2. The normal force exerted by the wall on the ladder, which acts vertically upwards.
Since the ladder is in equilibrium, the sum of the vertical forces must be zero:
N_wall - 250 N = 0
N_wall = 250 N
Therefore, the normal force exerted by the wall on the ladder is 250 N.
Normal Force by the Floor:
Considering the forces acting in the horizontal direction (x-direction), we have:
Sum of horizontal forces = 0
The horizontal forces acting on the ladder are:
1. The horizontal component of the weight of the ladder, which acts towards the wall and has a magnitude of 250 N * sin(35°). (Note: sin(35°) is the ratio of the length of the opposite side to the hypotenuse in a right triangle)

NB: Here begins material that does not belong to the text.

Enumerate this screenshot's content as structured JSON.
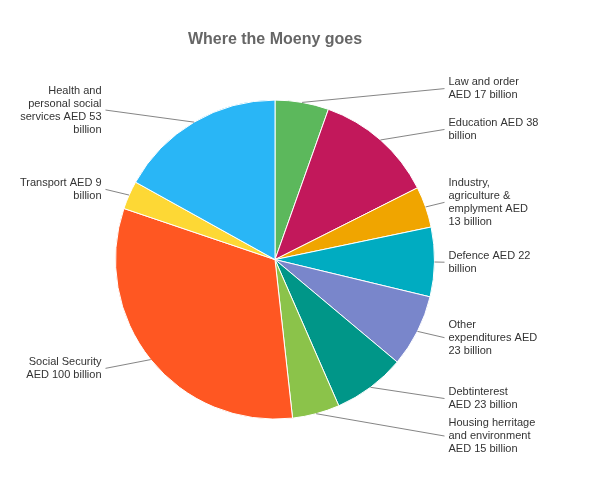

2. The normal force exerted by the floor on the ladder, which acts horizontally in the opposite direction.
Since the ladder is in equilibrium, the sum of the horizontal forces must be zero:
N_floor - 250 N * sin(35°) = 0
N_floor = 250 N * sin(35°)
Therefore, the normal force exerted by the floor on the ladder is 250 N * sin(35°).
(b) Friction Force on the Ladder at the Floor:
The friction force exerted by the floor on the ladder will oppose the horizontal component of the weight.
The friction force (F_friction) can be calculated using the equation:
F_friction = coefficient of friction * N_floor
However, we need to know the coefficient of friction between the ladder and the floor. Without this information, it is not possible to determine the exact value of the friction force.
Note: The coefficient of friction is a dimensionless quantity that varies depending on the nature of the surfaces in contact. It should be provided in the problem statement or given in context.